Friday, June 10, 2011

Transition

This morning I took a class at my new home studio, Mountain Yoga. The teacher encouraged us to move through the transitions between postures with awareness and intention in order to liberate the body/mind from the dullness of habit and momentum. She offered this theme as a metaphor for life's constantly changing set of circumstances. Having recently relocated from Seattle, WA to South Lake Tahoe,CA, I met this metaphor with curiosity and willingness.

This major life/work transition has been an opportunity to strip away the many filters through which I see the world and to examine the various external influences through which I find relevance, purpose and meaning in life. This self-reflexivity, in conjunction with the total absence of routine inherent in a change of scenery, resulted in a loss of momentum accompanied, and perhaps fed, by a nagging sense of grief and loss surrounding my move. This genuine longing is not tainted with regret or resent yet, inertia has a certain gravity and I found myself grappling with existential questions like, "Who am I?" and "What is my purpose?"

In times like this, I am grateful for the Yoga practice and philosophy. Through this morning's practice of mindful transitions, I was reminded of the unchanging truth, light and wisdom of the Self. My faith renewed, a deep sense of knowing spontaneously usurped the wheel of suffering and I was able to ask myself the question, "What does the Seer see?" This question is the cornerstone of the Yoga tradition. When the Seer sees clearly one realizes that much of what we think we know is actually mired with misperception, fantasy, opinion, ignorance and projection. This is not a judgement, it is merely how humans are hardwired. Practice, active surrender and a heavy dose of recognition that there is actually very little that we can control is one way to re-wire the system. Non-attachment is often confused with apathy. On the contrary, when properly understood and cultivated, it is the ability to plan and set goals free of the chains of expectation. Simple, but not easy, it has the ring of a nightmare in which I stand naked, vulnerable and scared in the front of a grade school classroom of old. But, the invaluable rewards provide tools that skillfully enable one to negotiate life's ripples, waves and tsunamis.

Ultimately this is why I practice: to see each moment clearly, to be with what is just as it is, and to be comfortable with the discomfort of not knowing. I recognized that a great many of my students, peers and mentors over the years have come to yoga in a period of transition. Others, have weathered still more challenging situations with grace through dedicated practice.
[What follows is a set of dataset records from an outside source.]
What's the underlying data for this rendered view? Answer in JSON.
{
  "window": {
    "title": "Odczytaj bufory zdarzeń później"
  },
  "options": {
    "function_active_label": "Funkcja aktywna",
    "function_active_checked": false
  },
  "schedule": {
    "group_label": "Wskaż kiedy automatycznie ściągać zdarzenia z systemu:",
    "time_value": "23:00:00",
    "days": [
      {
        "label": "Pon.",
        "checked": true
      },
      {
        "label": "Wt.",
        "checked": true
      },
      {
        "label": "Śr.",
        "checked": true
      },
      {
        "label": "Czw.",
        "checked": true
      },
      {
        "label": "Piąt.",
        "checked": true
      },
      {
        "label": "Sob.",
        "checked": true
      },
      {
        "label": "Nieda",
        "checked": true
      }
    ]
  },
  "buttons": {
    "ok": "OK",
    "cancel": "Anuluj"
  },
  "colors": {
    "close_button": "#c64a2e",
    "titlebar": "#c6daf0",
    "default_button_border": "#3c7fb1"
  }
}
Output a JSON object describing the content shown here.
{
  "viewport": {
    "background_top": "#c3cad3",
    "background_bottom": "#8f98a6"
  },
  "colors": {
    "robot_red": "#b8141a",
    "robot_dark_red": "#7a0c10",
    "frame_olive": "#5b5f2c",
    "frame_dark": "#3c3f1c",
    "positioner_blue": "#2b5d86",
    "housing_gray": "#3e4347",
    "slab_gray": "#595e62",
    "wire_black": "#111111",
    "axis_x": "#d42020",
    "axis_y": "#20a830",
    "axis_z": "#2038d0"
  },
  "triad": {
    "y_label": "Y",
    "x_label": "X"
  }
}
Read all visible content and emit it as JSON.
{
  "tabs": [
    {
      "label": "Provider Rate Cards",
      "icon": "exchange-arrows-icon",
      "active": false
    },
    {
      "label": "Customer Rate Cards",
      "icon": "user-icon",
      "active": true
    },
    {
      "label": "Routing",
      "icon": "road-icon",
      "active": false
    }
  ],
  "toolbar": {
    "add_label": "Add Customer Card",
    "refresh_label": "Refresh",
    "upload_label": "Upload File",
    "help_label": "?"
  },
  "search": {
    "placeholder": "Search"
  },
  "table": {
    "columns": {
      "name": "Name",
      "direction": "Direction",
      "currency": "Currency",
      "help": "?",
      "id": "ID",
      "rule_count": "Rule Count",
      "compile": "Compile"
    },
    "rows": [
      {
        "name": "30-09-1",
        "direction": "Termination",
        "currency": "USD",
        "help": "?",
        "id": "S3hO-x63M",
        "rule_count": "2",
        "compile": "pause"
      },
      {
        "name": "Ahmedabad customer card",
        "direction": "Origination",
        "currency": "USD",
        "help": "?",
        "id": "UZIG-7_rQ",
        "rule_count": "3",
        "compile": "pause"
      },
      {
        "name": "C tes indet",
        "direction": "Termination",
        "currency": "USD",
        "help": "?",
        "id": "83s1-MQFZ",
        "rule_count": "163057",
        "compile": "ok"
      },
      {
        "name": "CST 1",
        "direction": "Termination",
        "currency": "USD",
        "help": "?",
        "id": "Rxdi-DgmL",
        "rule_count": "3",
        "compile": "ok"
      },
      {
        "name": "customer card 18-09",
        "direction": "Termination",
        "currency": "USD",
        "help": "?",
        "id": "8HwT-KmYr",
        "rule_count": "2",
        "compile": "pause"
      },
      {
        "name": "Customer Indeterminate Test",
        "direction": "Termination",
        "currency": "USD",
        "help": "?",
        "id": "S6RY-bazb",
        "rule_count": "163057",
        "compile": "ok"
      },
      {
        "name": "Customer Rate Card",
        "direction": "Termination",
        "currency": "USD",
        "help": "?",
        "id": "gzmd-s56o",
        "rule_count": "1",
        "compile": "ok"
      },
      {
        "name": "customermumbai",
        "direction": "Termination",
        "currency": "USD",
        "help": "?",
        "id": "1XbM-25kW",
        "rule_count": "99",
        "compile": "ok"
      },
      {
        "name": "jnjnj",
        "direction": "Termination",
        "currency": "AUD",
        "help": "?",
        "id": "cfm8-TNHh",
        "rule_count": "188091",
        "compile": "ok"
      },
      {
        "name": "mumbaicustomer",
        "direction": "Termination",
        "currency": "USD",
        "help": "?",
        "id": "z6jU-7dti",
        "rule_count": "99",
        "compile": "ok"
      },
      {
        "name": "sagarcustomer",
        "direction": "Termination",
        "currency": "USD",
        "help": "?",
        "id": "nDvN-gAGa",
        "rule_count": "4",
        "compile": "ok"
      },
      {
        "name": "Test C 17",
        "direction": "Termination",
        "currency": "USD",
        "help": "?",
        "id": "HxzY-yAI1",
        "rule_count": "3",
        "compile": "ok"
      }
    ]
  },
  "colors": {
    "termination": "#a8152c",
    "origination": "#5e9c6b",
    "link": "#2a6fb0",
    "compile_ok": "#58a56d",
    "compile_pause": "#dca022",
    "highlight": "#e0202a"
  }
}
Yoga is the perfect microcosm, the ideal research platform and the richest soil in which to nurture and develop the truths that will eventually blend seamlessly into the space beyond the mat.

2 comments:

Kim said...

Your blog resonated with me.

I'm sorry you felt a sense of grief upon your transition. I guess that's what transitions do to us; make us feel off balance. As you know, yoga will get you through it (as with all things, I suppose).

Nonattachment is wonderful, isn't it?

Ahuvah Reese said...

Hi sweet Laura!

Thank you for sharing your thoughts and experiences.

Love you and miss you and am very, very happy for you.